Die Euro-Krise – reicht der EU-Rettungsschirm von 750 Milliarden Euro aus in den kommenden Jahren? Einige Experten sagen nein, die Politik sagt ja - wie der Finanzwissenschaftler Christoph Schalast von der Frankfurt School of Finance and Management.

Christoph Schalast im Gespräch mit Dirk Müller | 26.11.2010
    Dirk Müller: Die Euro-Krise – reicht der EU-Rettungsschirm von 750 Milliarden Euro aus in den kommenden Jahren? Einige sagen ja, die Politik sagt ebenfalls ja, aber Experten sagen Nein. Wir wollen jetzt darüber reden mit dem Finanzwissenschaftler Christoph Schalast von der Frankfurt School of Finance and Management. Guten Tag!

    Christoph Schalast: Guten Tag, Herr Müller.

    Müller: Kommen wir erst mal zu der anderen Frage. Es geht ja auch in der Bundestagsdebatte – wir haben das eben gehört bei unserem Korrespondentenbeitrag von Gerhard Irmler – immer wieder auch um die Frage, wer holt das Geld beim Bürger ab. Wenn die EU schwächelt und der Euro schwächelt, dann kassieren auch die Schwarz-Gelben beim Bürger?

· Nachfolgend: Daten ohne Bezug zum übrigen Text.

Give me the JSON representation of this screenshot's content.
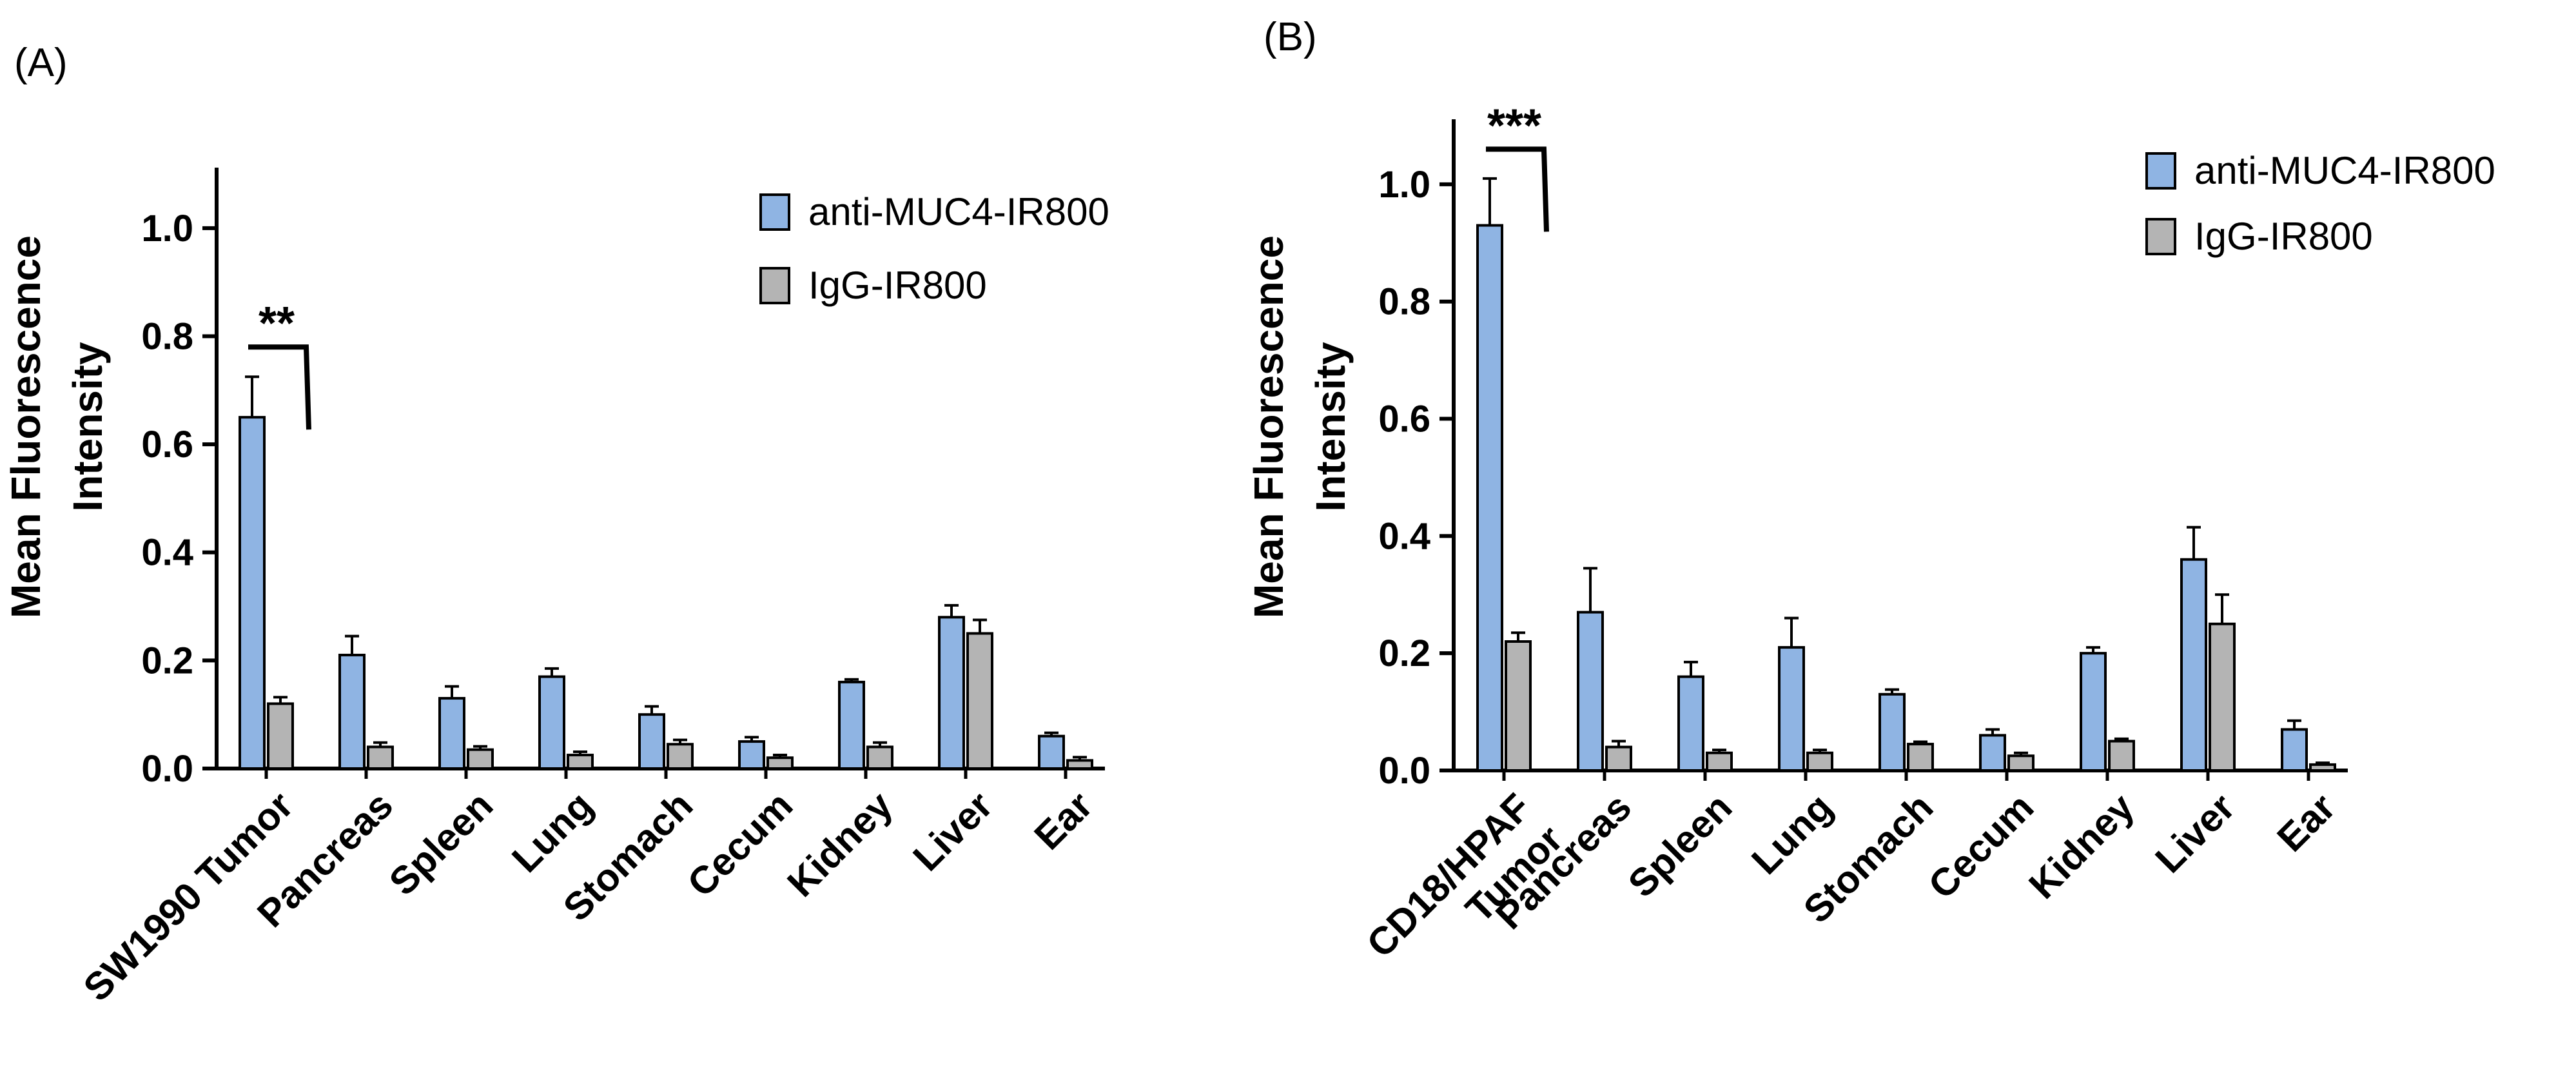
{
  "chart_data": [
    {
      "panel_label": "(A)",
      "type": "bar",
      "ylabel": [
        "Mean Fluorescence",
        "Intensity"
      ],
      "ylim": [
        0,
        1.1
      ],
      "yticks": [
        "0.0",
        "0.2",
        "0.4",
        "0.6",
        "0.8",
        "1.0"
      ],
      "categories": [
        [
          "SW1990 Tumor"
        ],
        [
          "Pancreas"
        ],
        [
          "Spleen"
        ],
        [
          "Lung"
        ],
        [
          "Stomach"
        ],
        [
          "Cecum"
        ],
        [
          "Kidney"
        ],
        [
          "Liver"
        ],
        [
          "Ear"
        ]
      ],
      "series": [
        {
          "name": "anti-MUC4-IR800",
          "color": "#8fb4e3",
          "values": [
            0.65,
            0.21,
            0.13,
            0.17,
            0.1,
            0.05,
            0.16,
            0.28,
            0.06
          ],
          "errors": [
            0.075,
            0.035,
            0.022,
            0.015,
            0.015,
            0.008,
            0.005,
            0.022,
            0.006
          ]
        },
        {
          "name": "IgG-IR800",
          "color": "#b4b4b4",
          "values": [
            0.12,
            0.04,
            0.035,
            0.025,
            0.045,
            0.02,
            0.04,
            0.25,
            0.015
          ],
          "errors": [
            0.012,
            0.008,
            0.006,
            0.006,
            0.008,
            0.005,
            0.008,
            0.025,
            0.006
          ]
        }
      ],
      "significance": {
        "label": "**",
        "category_index": 0,
        "level": 0.78
      },
      "legend_position": "top-right"
    },
    {
      "panel_label": "(B)",
      "type": "bar",
      "ylabel": [
        "Mean Fluorescence",
        "Intensity"
      ],
      "ylim": [
        0,
        1.1
      ],
      "yticks": [
        "0.0",
        "0.2",
        "0.4",
        "0.6",
        "0.8",
        "1.0"
      ],
      "categories": [
        [
          "CD18/HPAF",
          "Tumor"
        ],
        [
          "Pancreas"
        ],
        [
          "Spleen"
        ],
        [
          "Lung"
        ],
        [
          "Stomach"
        ],
        [
          "Cecum"
        ],
        [
          "Kidney"
        ],
        [
          "Liver"
        ],
        [
          "Ear"
        ]
      ],
      "series": [
        {
          "name": "anti-MUC4-IR800",
          "color": "#8fb4e3",
          "values": [
            0.93,
            0.27,
            0.16,
            0.21,
            0.13,
            0.06,
            0.2,
            0.36,
            0.07
          ],
          "errors": [
            0.08,
            0.075,
            0.025,
            0.05,
            0.008,
            0.01,
            0.01,
            0.055,
            0.015
          ]
        },
        {
          "name": "IgG-IR800",
          "color": "#b4b4b4",
          "values": [
            0.22,
            0.04,
            0.03,
            0.03,
            0.045,
            0.025,
            0.05,
            0.25,
            0.01
          ],
          "errors": [
            0.015,
            0.01,
            0.005,
            0.005,
            0.004,
            0.005,
            0.004,
            0.05,
            0.003
          ]
        }
      ],
      "significance": {
        "label": "***",
        "category_index": 0,
        "level": 1.06
      },
      "legend_position": "top-right"
    }
  ]
}
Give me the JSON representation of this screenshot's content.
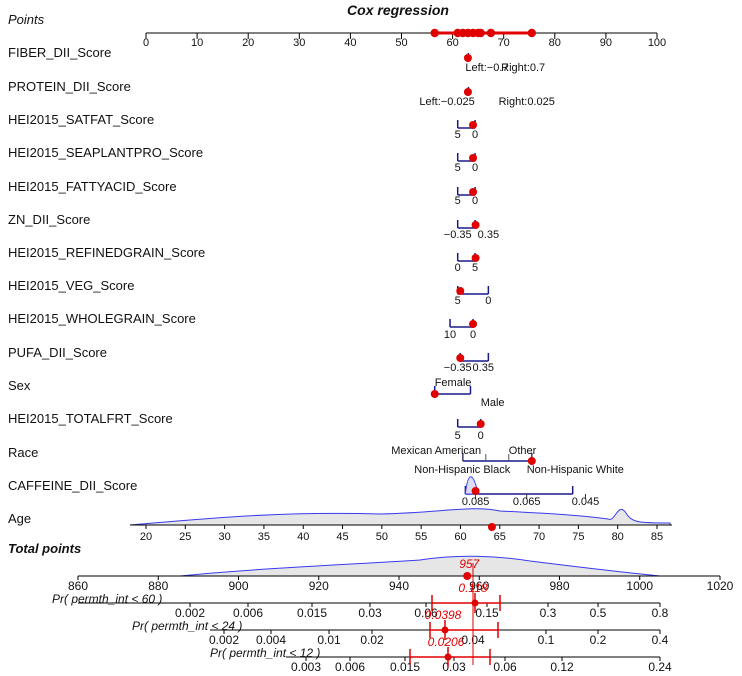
{
  "chart_data": {
    "type": "nomogram",
    "title": "Cox regression",
    "points_axis": {
      "label": "Points",
      "ticks": [
        0,
        10,
        20,
        30,
        40,
        50,
        60,
        70,
        80,
        90,
        100
      ],
      "marked": [
        56.5,
        61,
        62,
        63,
        64,
        65,
        65.5,
        67.5,
        75.5
      ]
    },
    "variables": [
      {
        "name": "FIBER_DII_Score",
        "labels": [
          "Left:−0.7",
          "Right:0.7"
        ],
        "value_points": 63
      },
      {
        "name": "PROTEIN_DII_Score",
        "labels": [
          "Left:−0.025",
          "Right:0.025"
        ],
        "value_points": 63
      },
      {
        "name": "HEI2015_SATFAT_Score",
        "labels": [
          "5",
          "0"
        ],
        "value_points": 64
      },
      {
        "name": "HEI2015_SEAPLANTPRO_Score",
        "labels": [
          "5",
          "0"
        ],
        "value_points": 64
      },
      {
        "name": "HEI2015_FATTYACID_Score",
        "labels": [
          "5",
          "0"
        ],
        "value_points": 64
      },
      {
        "name": "ZN_DII_Score",
        "labels": [
          "−0.35",
          "0.35"
        ],
        "value_points": 64.5
      },
      {
        "name": "HEI2015_REFINEDGRAIN_Score",
        "labels": [
          "0",
          "5"
        ],
        "value_points": 64.5
      },
      {
        "name": "HEI2015_VEG_Score",
        "labels": [
          "5",
          "0"
        ],
        "value_points": 61.5
      },
      {
        "name": "HEI2015_WHOLEGRAIN_Score",
        "labels": [
          "10",
          "0"
        ],
        "value_points": 64
      },
      {
        "name": "PUFA_DII_Score",
        "labels": [
          "−0.35",
          "0.35"
        ],
        "value_points": 61.5
      },
      {
        "name": "Sex",
        "labels": [
          "Female",
          "Male"
        ],
        "value_points": 56.5
      },
      {
        "name": "HEI2015_TOTALFRT_Score",
        "labels": [
          "5",
          "0"
        ],
        "value_points": 65.5
      },
      {
        "name": "Race",
        "labels": [
          "Mexican American",
          "Other",
          "Non-Hispanic Black",
          "Non-Hispanic White"
        ],
        "value_points": 75.5
      },
      {
        "name": "CAFFEINE_DII_Score",
        "labels": [
          "0.085",
          "0.065",
          "0.045"
        ],
        "value_points": 64.5
      },
      {
        "name": "Age",
        "labels": [
          "20",
          "25",
          "30",
          "35",
          "40",
          "45",
          "50",
          "55",
          "60",
          "65",
          "70",
          "75",
          "80",
          "85"
        ],
        "value": 64
      }
    ],
    "total_points": {
      "label": "Total points",
      "ticks": [
        860,
        880,
        900,
        920,
        940,
        960,
        980,
        1000,
        1020
      ],
      "value": 957
    },
    "probabilities": [
      {
        "label": "Pr( permth_int < 60 )",
        "ticks": [
          "0.002",
          "0.006",
          "0.015",
          "0.03",
          "0.06",
          "0.15",
          "0.3",
          "0.5",
          "0.8"
        ],
        "value": 0.118,
        "value_label": "0.118"
      },
      {
        "label": "Pr( permth_int < 24 )",
        "ticks": [
          "0.002",
          "0.004",
          "0.01",
          "0.02",
          "0.04",
          "0.1",
          "0.2",
          "0.4"
        ],
        "value": 0.0398,
        "value_label": "0.0398"
      },
      {
        "label": "Pr( permth_int < 12 )",
        "ticks": [
          "0.003",
          "0.006",
          "0.015",
          "0.03",
          "0.06",
          "0.12",
          "0.24"
        ],
        "value": 0.0206,
        "value_label": "0.0206"
      }
    ]
  },
  "colors": {
    "axis": "#1a1a8a",
    "marker": "#e00000",
    "density_line": "#3a3aee",
    "density_fill": "#e6e6e6"
  }
}
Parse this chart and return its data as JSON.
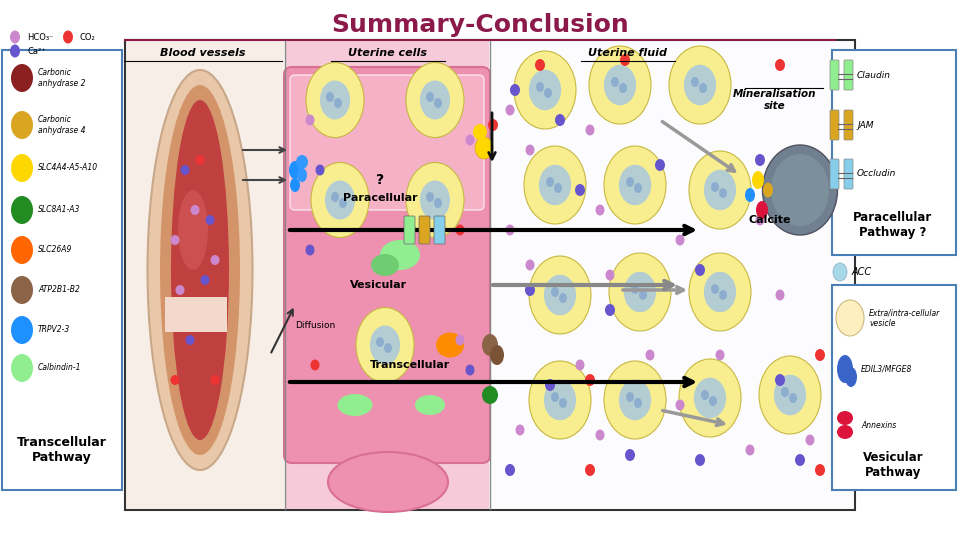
{
  "title": "Summary-Conclusion",
  "title_color": "#8B1A4A",
  "title_fontsize": 18,
  "bg_color": "#ffffff",
  "left_legend_items": [
    {
      "label": "Carbonic\nanhydrase 2",
      "color": "#8B2020"
    },
    {
      "label": "Carbonic\nanhydrase 4",
      "color": "#DAA520"
    },
    {
      "label": "SLC4A4-A5-A10",
      "color": "#FFD700"
    },
    {
      "label": "SLC8A1-A3",
      "color": "#228B22"
    },
    {
      "label": "SLC26A9",
      "color": "#FF6600"
    },
    {
      "label": "ATP2B1-B2",
      "color": "#8B6347"
    },
    {
      "label": "TRPV2-3",
      "color": "#1E90FF"
    },
    {
      "label": "Calbindin-1",
      "color": "#90EE90"
    }
  ],
  "left_legend_footer": "Transcellular\nPathway",
  "right_top_items": [
    {
      "label": "Claudin",
      "color": "#90EE90"
    },
    {
      "label": "JAM",
      "color": "#DAA520"
    },
    {
      "label": "Occludin",
      "color": "#87CEEB"
    }
  ],
  "right_top_footer": "Paracellular\nPathway ?",
  "right_bot_items": [
    {
      "label": "Extra/intra-cellular\nvesicle",
      "color": "#FFEFC0"
    },
    {
      "label": "EDIL3/MFGE8",
      "color": "#4169E1"
    },
    {
      "label": "Annexins",
      "color": "#DC143C"
    }
  ],
  "right_bot_footer": "Vesicular\nPathway",
  "hco3_color": "#CC88CC",
  "co2_color": "#EE3333",
  "ca2_color": "#6655CC",
  "bv_outer_color": "#E8A878",
  "bv_mid_color": "#D49060",
  "bv_inner_color": "#C05050",
  "uc_bg_color": "#F0A0B8",
  "uc_cell_color": "#E888A0",
  "fluid_dot_hco3": "#CC88CC",
  "fluid_dot_ca2": "#6655CC",
  "fluid_dot_co2": "#EE3333",
  "cell_outer": "#F0E890",
  "cell_inner": "#A0C8E0",
  "paracellular_arrow_color": "#111111",
  "transcellular_arrow_color": "#111111",
  "gray_arrow_color": "#888888",
  "sections": {
    "blood_vessels": "Blood vessels",
    "uterine_cells": "Uterine cells",
    "uterine_fluid": "Uterine fluid"
  },
  "mineralisation_label": "Mineralisation\nsite",
  "calcite_label": "Calcite",
  "diffusion_label": "Diffusion",
  "paracellular_label": "?\nParacellular",
  "vesicular_label": "Vesicular",
  "transcellular_label": "Transcellular",
  "acc_label": "ACC"
}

    Schalast: Na ja, zunächst einmal muss man sagen, hier wird ja im Augenblick kein Bargeld verlangt. Es geht um Garantien. Und auch die Garantien, die die Bundesregierung über das SoFFin gegeben hat, sind bis heute nicht eingelöst worden. Dieses Geld wird nicht bezahlt werden müssen und muss nicht bezahlt werden. Das heißt, wir reden hier wirklich nicht über konkrete Zahlungen, die anstehen, und damit reden wir auch nicht über Geld, was beim Bürger geholt werden muss.

    Müller: Das haben wir jetzt schon häufiger gehört, Herr Schalast. Dennoch: Wenn das Geld nicht zurückgezahlt werden kann, was passiert dann?

    Schalast: Naja, wenn das Geld nicht zurückgezahlt werden könnte, dann hätten wir ein großes Problem in Deutschland, weil dann würde der deutsche Staat seinen Verpflichtungen nicht mehr nachkommen können, und das würde heißen, der deutsche Staat wäre Pleite. Ein Staat kann aber letztendlich nicht Pleite gehen letztendlich, beziehungsweise wenn er Pleite geht, erleben wir das, was wir in Argentinien oder in Russland erlebt haben. Das ist aber so fern jeglicher, sage ich mal, Wahrscheinlichkeit, dass es eigentlich schon fast gefährlich ist, darüber zu reden.

    Müller: Aber in Griechenland und Irland ist das ja anders gelaufen?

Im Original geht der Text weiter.